A letter writer, the former commissioner of the State Police and Highway Patrol of Pennsylvania, comments on the August 15 editorial, "An Example for Tar Heelia", as he had been responsible for carrying out the measures which resulted in the large reduction of highway deaths in 1938 in that state, which the editorial had cited as a positive example for what could be done with better speed laws and better enforcement of them. He suggests, however, that there was very little relation between the legal maximum speed limit and the death rate on the highways, though agreeing that speed was the greatest killer on American roads. He says that the reason for the disconnect was that the legal speed limit was not usually effectively enforced. He cannot believe, for instance, that the maximum speed limit of 40 miles per hour in Massachusetts was actually enforced. He believes that the error lay in the calculations of the death per 100 million miles of travel, based on gasoline consumed in various states, assuming a rate of consumption of 15 miles per gallon. But since the size of cities in the various states varied greatly, he believes it absurd to compare death rates across states based on miles driven, as the death rate in the cities was very low compared to that taking place on the rural stretches of roads and highways.

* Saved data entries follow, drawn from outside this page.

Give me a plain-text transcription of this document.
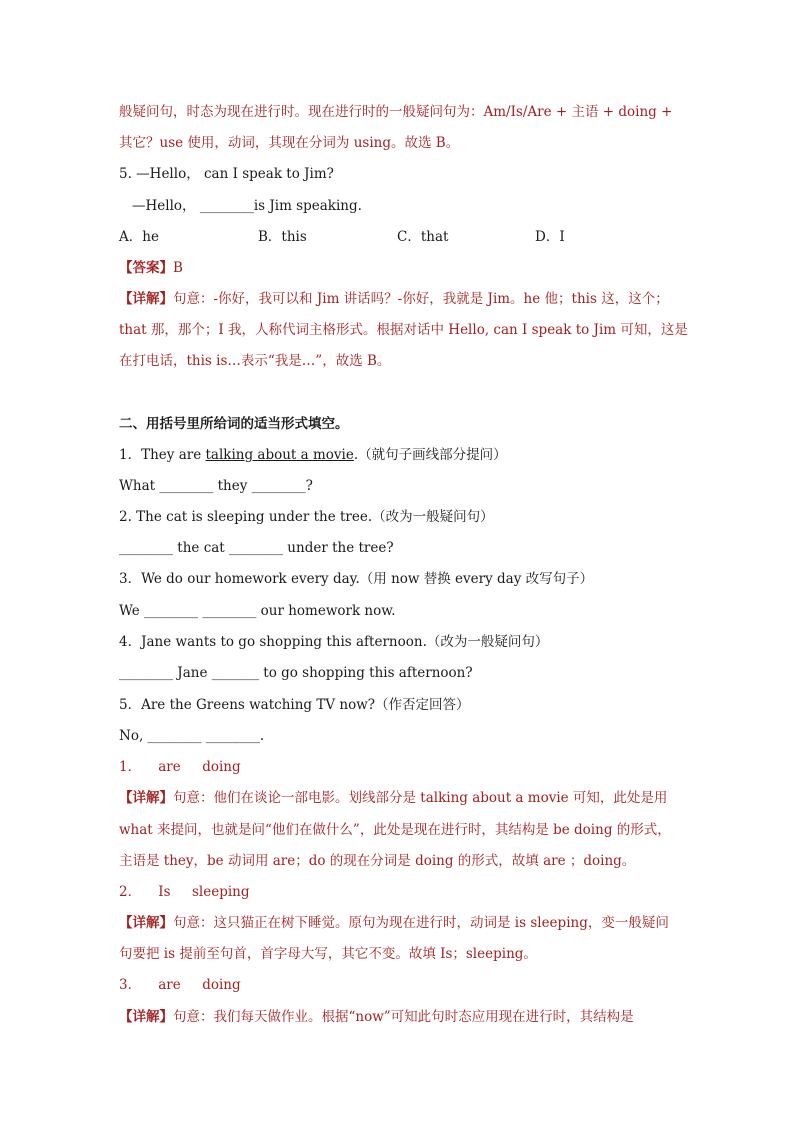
般疑问句，时态为现在进行时。现在进行时的一般疑问句为：Am/Is/Are + 主语 + doing +
其它？use 使用，动词，其现在分词为 using。故选 B。
5. —Hello， can I speak to Jim?
—Hello， ________is Jim speaking.
A．he	B．this	C．that	D．I
【答案】B
【详解】句意：-你好，我可以和 Jim 讲话吗？-你好，我就是 Jim。he 他；this 这，这个；
that 那，那个；I 我，人称代词主格形式。根据对话中 Hello, can I speak to Jim 可知，这是
在打电话，this is…表示“我是…”，故选 B。
二、用括号里所给词的适当形式填空。
1．They are talking about a movie.（就句子画线部分提问）
What ________ they ________?
2. The cat is sleeping under the tree.（改为一般疑问句）
________ the cat ________ under the tree?
3．We do our homework every day.（用 now 替换 every day 改写句子）
We ________ ________ our homework now.
4．Jane wants to go shopping this afternoon.（改为一般疑问句）
________ Jane _______ to go shopping this afternoon?
5．Are the Greens watching TV now?（作否定回答）
No, ________ ________.
1．    are     doing
【详解】句意：他们在谈论一部电影。划线部分是 talking about a movie 可知，此处是用
what 来提问，也就是问“他们在做什么”，此处是现在进行时，其结构是 be doing 的形式，
主语是 they，be 动词用 are；do 的现在分词是 doing 的形式，故填 are ；doing。
2．    Is     sleeping
【详解】句意：这只猫正在树下睡觉。原句为现在进行时，动词是 is sleeping，变一般疑问
句要把 is 提前至句首，首字母大写，其它不变。故填 Is；sleeping。
3．    are     doing
【详解】句意：我们每天做作业。根据“now”可知此句时态应用现在进行时，其结构是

He also disagrees with the editorial in its placing the responsibility for the high death rate in North Carolina upon the public, as it more properly lay with the Governor and the Legislature.

He favors compulsory driver training, the value of which he had demonstrated while commissioner in Pennsylvania. The previous winter, he had prepared a bill for presentation by North Carolina State Representative James Vogler of Charlotte to present to the Legislature, but Mr. Vogler, while indicating his willingness to present the bill, was always too busy to do so, contending that it would not be passed. He believes that not to be an adequate reason for not introducing the bill for, had it been introduced, at least hearings would have taken place and facts adduced, as he had presented in Pennsylvania, which would convincingly have shown that a system of enforced traffic laws could soon reduce the death rate by half and ultimately by two-thirds.

He concludes that until the leaders of the State Government undertook their responsibility in the matter, deaths would continue unabated on the highways, and further posits that if the newspapers of the state were to place the responsibility where it belonged, some relief might occur, as existing laws were futile.

Get the hell out of the way, you ol' slowpoke! We got some business to transact, heya. Got to get on up to the races down in Cha'lotte befo' we miss the fust acci-dent of the day. Goddamnit, get the hell out the way or we'll shove ye off the goddamned road! No, we're not kiddin'. Get out the way, now. You'll wind up in the goddamned ditch ova deya.